Finalmente, la Agencia Espacial Europea se encuentra preparando el proyecto eLISA (Evolved Laser Interferometer Space Antenna) constituido por tres naves espaciales que serían lanzadas hacia el año 2034. Se trata de una versión espacial de LIGO en la que los brazos del interferómetro alcanzan un millón de kilómetros y en la que, obviamente, las distorsiones locales terrestres son completamente inexistentes. Hace tan solo unos días que una pequeña misión espacial (LISA Pathfinder) ha demostrado que la tecnología que permite muy alta precisión en el posicionamiento de objetos suspendidos en el espacio, algo que es esencial para el interferómetro espacial. El interés de LISA no sólo reside en la mayor sensibilidad respecto de los experimentos terrestres, sino en la capacidad de detectar ondas de frecuencias mucho más bajas. Este detector debería ser capaz, por ejemplo, de detectar las ondas gravitacionales emitidas por el pulsar binario de Hulse y Taylor.
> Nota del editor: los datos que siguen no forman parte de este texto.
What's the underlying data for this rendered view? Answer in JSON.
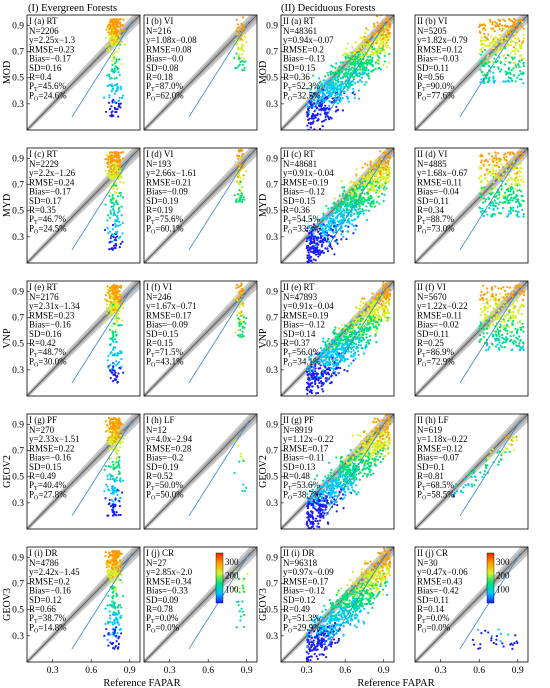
{
  "group_titles": [
    "(I) Evergreen Forests",
    "(II) Deciduous Forests"
  ],
  "row_labels": [
    "MOD",
    "MYD",
    "VNP",
    "GEOV2",
    "GEOV3"
  ],
  "xlabel": "Reference FAPAR",
  "x_ticks": [
    "0.3",
    "0.6",
    "0.9"
  ],
  "y_ticks": [
    "0.9",
    "0.7",
    "0.5",
    "0.3"
  ],
  "colorbar": {
    "ticks": [
      "300",
      "200",
      "100"
    ],
    "range": [
      0,
      365
    ],
    "colors": [
      "#1a1aff",
      "#00c8ff",
      "#00e07a",
      "#d8ef2a",
      "#ff9a00",
      "#e52a00"
    ]
  },
  "chart_data": [
    {
      "type": "scatter",
      "group": "I",
      "row": "MOD",
      "title": "I (a) RT",
      "stats": [
        "N=2206",
        "y=2.25x−1.3",
        "RMSE=0.23",
        "Bias=−0.17",
        "SD=0.16",
        "R=0.4",
        "P_T=45.6%",
        "P_O=24.6%"
      ]
    },
    {
      "type": "scatter",
      "group": "I",
      "row": "MOD",
      "title": "I (b) VI",
      "stats": [
        "N=216",
        "y=1.08x−0.08",
        "RMSE=0.08",
        "Bias=−0.0",
        "SD=0.08",
        "R=0.18",
        "P_T=87.0%",
        "P_O=62.0%"
      ]
    },
    {
      "type": "scatter",
      "group": "II",
      "row": "MOD",
      "title": "II (a) RT",
      "stats": [
        "N=48361",
        "y=0.94x−0.07",
        "RMSE=0.2",
        "Bias=−0.13",
        "SD=0.15",
        "R=0.36",
        "P_T=52.3%",
        "P_O=32.5%"
      ]
    },
    {
      "type": "scatter",
      "group": "II",
      "row": "MOD",
      "title": "II (b) VI",
      "stats": [
        "N=5205",
        "y=1.82x−0.79",
        "RMSE=0.12",
        "Bias=−0.03",
        "SD=0.11",
        "R=0.56",
        "P_T=90.0%",
        "P_O=77.6%"
      ]
    },
    {
      "type": "scatter",
      "group": "I",
      "row": "MYD",
      "title": "I (c) RT",
      "stats": [
        "N=2229",
        "y=2.2x−1.26",
        "RMSE=0.24",
        "Bias=−0.17",
        "SD=0.17",
        "R=0.35",
        "P_T=46.7%",
        "P_O=24.5%"
      ]
    },
    {
      "type": "scatter",
      "group": "I",
      "row": "MYD",
      "title": "I (d) VI",
      "stats": [
        "N=193",
        "y=2.66x−1.61",
        "RMSE=0.21",
        "Bias=−0.09",
        "SD=0.19",
        "R=0.19",
        "P_T=75.6%",
        "P_O=60.1%"
      ]
    },
    {
      "type": "scatter",
      "group": "II",
      "row": "MYD",
      "title": "II (c) RT",
      "stats": [
        "N=48681",
        "y=0.91x−0.04",
        "RMSE=0.19",
        "Bias=−0.12",
        "SD=0.15",
        "R=0.36",
        "P_T=54.5%",
        "P_O=33.3%"
      ]
    },
    {
      "type": "scatter",
      "group": "II",
      "row": "MYD",
      "title": "II (d) VI",
      "stats": [
        "N=4885",
        "y=1.68x−0.67",
        "RMSE=0.11",
        "Bias=−0.04",
        "SD=0.11",
        "R=0.34",
        "P_T=88.7%",
        "P_O=73.0%"
      ]
    },
    {
      "type": "scatter",
      "group": "I",
      "row": "VNP",
      "title": "I (e) RT",
      "stats": [
        "N=2176",
        "y=2.31x−1.34",
        "RMSE=0.23",
        "Bias=−0.16",
        "SD=0.16",
        "R=0.42",
        "P_T=48.7%",
        "P_O=30.0%"
      ]
    },
    {
      "type": "scatter",
      "group": "I",
      "row": "VNP",
      "title": "I (f) VI",
      "stats": [
        "N=246",
        "y=1.67x−0.71",
        "RMSE=0.17",
        "Bias=−0.09",
        "SD=0.15",
        "R=0.15",
        "P_T=71.5%",
        "P_O=43.1%"
      ]
    },
    {
      "type": "scatter",
      "group": "II",
      "row": "VNP",
      "title": "II (e) RT",
      "stats": [
        "N=47893",
        "y=0.91x−0.04",
        "RMSE=0.19",
        "Bias=−0.12",
        "SD=0.14",
        "R=0.37",
        "P_T=56.0%",
        "P_O=34.1%"
      ]
    },
    {
      "type": "scatter",
      "group": "II",
      "row": "VNP",
      "title": "II (f) VI",
      "stats": [
        "N=5670",
        "y=1.22x−0.22",
        "RMSE=0.11",
        "Bias=−0.02",
        "SD=0.11",
        "R=0.25",
        "P_T=86.9%",
        "P_O=72.9%"
      ]
    },
    {
      "type": "scatter",
      "group": "I",
      "row": "GEOV2",
      "title": "I (g) PF",
      "stats": [
        "N=270",
        "y=2.33x−1.51",
        "RMSE=0.22",
        "Bias=−0.16",
        "SD=0.15",
        "R=0.49",
        "P_T=40.4%",
        "P_O=27.8%"
      ]
    },
    {
      "type": "scatter",
      "group": "I",
      "row": "GEOV2",
      "title": "I (h) LF",
      "stats": [
        "N=12",
        "y=4.0x−2.94",
        "RMSE=0.28",
        "Bias=−0.2",
        "SD=0.19",
        "R=0.52",
        "P_T=50.0%",
        "P_O=50.0%"
      ]
    },
    {
      "type": "scatter",
      "group": "II",
      "row": "GEOV2",
      "title": "II (g) PF",
      "stats": [
        "N=8919",
        "y=1.12x−0.22",
        "RMSE=0.17",
        "Bias=−0.11",
        "SD=0.13",
        "R=0.48",
        "P_T=53.6%",
        "P_O=38.7%"
      ]
    },
    {
      "type": "scatter",
      "group": "II",
      "row": "GEOV2",
      "title": "II (h) LF",
      "stats": [
        "N=619",
        "y=1.18x−0.22",
        "RMSE=0.12",
        "Bias=−0.07",
        "SD=0.1",
        "R=0.81",
        "P_T=68.5%",
        "P_O=58.5%"
      ]
    },
    {
      "type": "scatter",
      "group": "I",
      "row": "GEOV3",
      "title": "I (i) DR",
      "stats": [
        "N=4786",
        "y=2.42x−1.45",
        "RMSE=0.2",
        "Bias=−0.16",
        "SD=0.12",
        "R=0.66",
        "P_T=38.7%",
        "P_O=14.8%"
      ]
    },
    {
      "type": "scatter",
      "group": "I",
      "row": "GEOV3",
      "title": "I (j) CR",
      "stats": [
        "N=27",
        "y=2.85x−2.0",
        "RMSE=0.34",
        "Bias=−0.33",
        "SD=0.09",
        "R=0.78",
        "P_T=0.0%",
        "P_O=0.0%"
      ]
    },
    {
      "type": "scatter",
      "group": "II",
      "row": "GEOV3",
      "title": "II (i) DR",
      "stats": [
        "N=96318",
        "y=0.97x−0.09",
        "RMSE=0.17",
        "Bias=−0.12",
        "SD=0.12",
        "R=0.49",
        "P_T=51.3%",
        "P_O=29.9%"
      ]
    },
    {
      "type": "scatter",
      "group": "II",
      "row": "GEOV3",
      "title": "II (j) CR",
      "stats": [
        "N=30",
        "y=0.47x−0.06",
        "RMSE=0.43",
        "Bias=−0.42",
        "SD=0.11",
        "R=0.14",
        "P_T=0.0%",
        "P_O=0.0%"
      ]
    }
  ]
}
La detección de ondas gravitacionales abre un nuevo capítulo en la observación del universo. Y es que hay fenómenos que no pueden ser estudiados mediante el análisis de la radiación electromagnética (lo que constituye la herramienta fundamental de la astronomía). Los fenómenos relacionados con los agujeros negros y algunos que sucedieron poco después del Big Bang podrán ahora ser estudiados mediante estas ondas y resulta muy difícil prever qué fenómenos nuevos van a descubrirse gracias a ellas. Aparte del estudio del universo, ¿habrá aplicaciones realmente prácticas? Desde luego el desarrollo de una tecnología tan exigente como la requerida por estos observatorios encontrará rápidamente aplicaciones en la vida diaria. Pero estas aplicaciones prácticas no son la única motivación de los físicos. Los físicos también estudian las ondas gravitacionales para comprender la gravitación, un ingrediente esencial de la naturaleza, para llegar a explicar y predecir el comportamiento del universo de la manera más precisa posible. El gran físico teórico Richard Feynman lo expresó con su inolvidable sentido del humor: «La física es como el sexo: por supuesto puede ofrecernos algunos resultados prácticos, pero ésta no es la razón por la que lo practicamos».

Rafael Bachiller es astrónomo, director del Observatorio Astronómico Nacional y miembro del Consejo Editorial de EL MUNDO.